Sampah yang tidak terkelola berpotensi menimbulkan masalah lingkungan dan kesehatan. Penumpukan sampah organik misalnya dapat menyebabkan terjadinya proses dekomposisi sehingga menimbulkan bau busuk dan pelepasan gas metana (CH4) ke atmosfer. Dampaknya gas CH4 pada lapisan stratosfer berperan sebagai gas rumah kaca dan berefek pada munculnya pemanasan global. Belum ditambah lagi masalah pencemaran lingkungan dan berkembangbiaknya vektor penyakit. Pembakaran sampah juga berpotensi menimbulkan permasalahan pada saluran pernafasan. Dampak negatif lainnya munculnya emisi gas rumah kaca yang menyebabkan terjadinya pemanasan global (Wahyudi et al., 2019). Lebih dari 50% sampah yang ada di Indonesia adalah sampah organik yang biasanya mudah busuk yang harus segera dialihkan dari sumbernya sebelum menimbulkan masalah bau dan masalah sanitasi lainnya (Enri Damanhuri, 2010). Sampah jenis ini diantaranya adalah sampah sisa makanan atau food waste.

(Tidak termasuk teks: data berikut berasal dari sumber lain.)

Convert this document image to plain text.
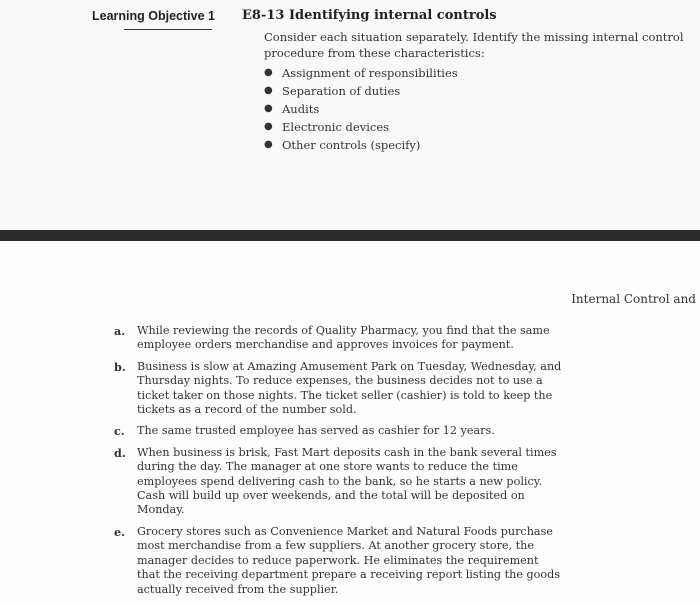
Learning Objective 1 E8-13 Identifying internal controls
Consider each situation separately. Identify the missing internal control procedure from these characteristics:
● Assignment of responsibilities
● Separation of duties
● Audits
● Electronic devices
● Other controls (specify)
Internal Control and
a.	While reviewing the records of Quality Pharmacy, you find that the same employee orders merchandise and approves invoices for payment.
b.	Business is slow at Amazing Amusement Park on Tuesday, Wednesday, and Thursday nights. To reduce expenses, the business decides not to use a ticket taker on those nights. The ticket seller (cashier) is told to keep the tickets as a record of the number sold.
c.	The same trusted employee has served as cashier for 12 years.
d.	When business is brisk, Fast Mart deposits cash in the bank several times during the day. The manager at one store wants to reduce the time employees spend delivering cash to the bank, so he starts a new policy. Cash will build up over weekends, and the total will be deposited on Monday.
e.	Grocery stores such as Convenience Market and Natural Foods purchase most merchandise from a few suppliers. At another grocery store, the manager decides to reduce paperwork. He eliminates the requirement that the receiving department prepare a receiving report listing the goods actually received from the supplier.
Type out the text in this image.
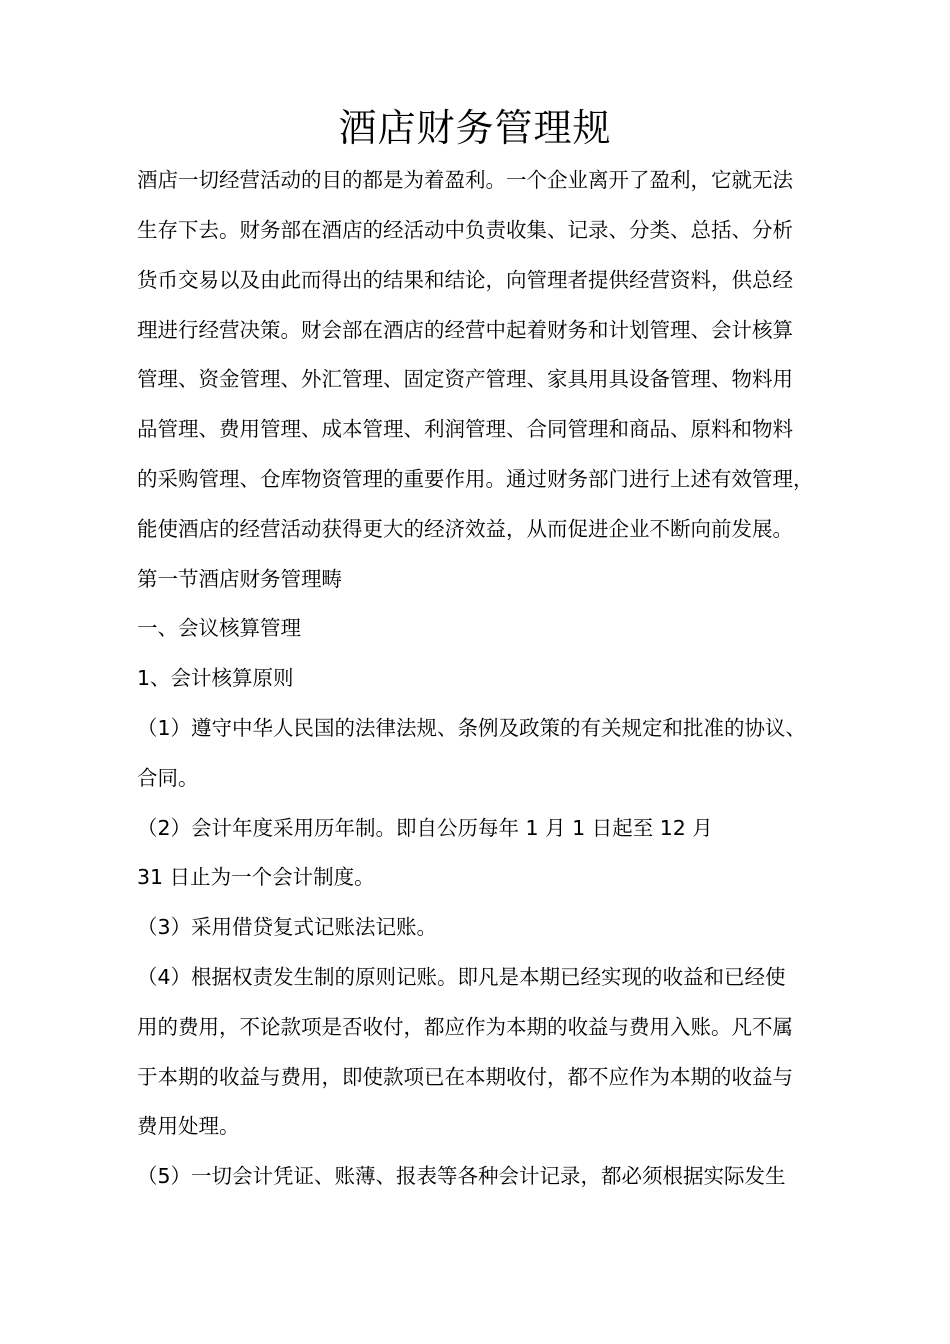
酒店财务管理规

酒店一切经营活动的目的都是为着盈利。一个企业离开了盈利，它就无法

生存下去。财务部在酒店的经活动中负责收集、记录、分类、总括、分析

货币交易以及由此而得出的结果和结论，向管理者提供经营资料，供总经

理进行经营决策。财会部在酒店的经营中起着财务和计划管理、会计核算

管理、资金管理、外汇管理、固定资产管理、家具用具设备管理、物料用

品管理、费用管理、成本管理、利润管理、合同管理和商品、原料和物料

的采购管理、仓库物资管理的重要作用。通过财务部门进行上述有效管理，

能使酒店的经营活动获得更大的经济效益，从而促进企业不断向前发展。

第一节酒店财务管理畴

一、会议核算管理

1、会计核算原则

（1）遵守中华人民国的法律法规、条例及政策的有关规定和批准的协议、

合同。

（2）会计年度采用历年制。即自公历每年 1 月 1 日起至 12 月

31 日止为一个会计制度。

（3）采用借贷复式记账法记账。

（4）根据权责发生制的原则记账。即凡是本期已经实现的收益和已经使

用的费用，不论款项是否收付，都应作为本期的收益与费用入账。凡不属

于本期的收益与费用，即使款项已在本期收付，都不应作为本期的收益与

费用处理。

（5）一切会计凭证、账薄、报表等各种会计记录，都必须根据实际发生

Menurut data dari www.sipsn.menlhk.go.id timbunan sampah di Indonesia pada tahun 2023, timbulan sampah yang dihasilkan oleh 364 kabupaten adalah 38,621,127.90 (ton/tahun) dengan sampah yang terkelola sebanyak 62,25% dan sampah tidak terkelola sebanyak 37,75%, pengurangan sampah hanya sekitar 13,6% pertahun. Pada tahun 2022, sebanyak 41,31% dari total sampah merupakan sisa makanan, plastic 18%, kayu/ranting 12%, kertas/karton sebesar 11%. Ilustrasi timbunan sampah dapat dilihat pada Gambar 1.
Dilihat dari sifatnya, sampah digolongkan menjadi 2 yaitu sampah organik dan sampah an organik. Sampah organik adalah sampah yang berasal dari sisa makhluk hidup yang mudah terurai secara alami tanpa proses campur tangan manusia untuk dapat terurai. Contoh sampah organik adalah sisa buah dan sayur, ampas teh/kopi, ranting pohon, kayu dan daun daun kering semacamnya dan ditunjukkan pada gambar 2. Sampah anorganik adalah sampah yang sudah tidak dipakai lagi dan sulit terurai. Sampah anorganik yang tertimbun di tanah dapat menyebabkan pencemaran tanah. Contoh sampah anorganik meliputi bekas kemasan plastik, botol dan sedotan plastik dan kemasan lainnya. Sampah anorganik diilustrasikan oleh Gambar 3.
Pada tahun 2023, sebagai wujud pengabdian kepada Masyarakat di wilayah sekitar RSA yaitu di Padukuhan Kronggahan I dan II dilakukan pengembangan teknologi pengolahan limbah organik melalui teknologi eco-enzyme untuk mengurangi timbunan sampah organik sekaligus upaya untuk mewujudkan green community yang berdampak pada nilai tambah ekonomi bagi masyarakat.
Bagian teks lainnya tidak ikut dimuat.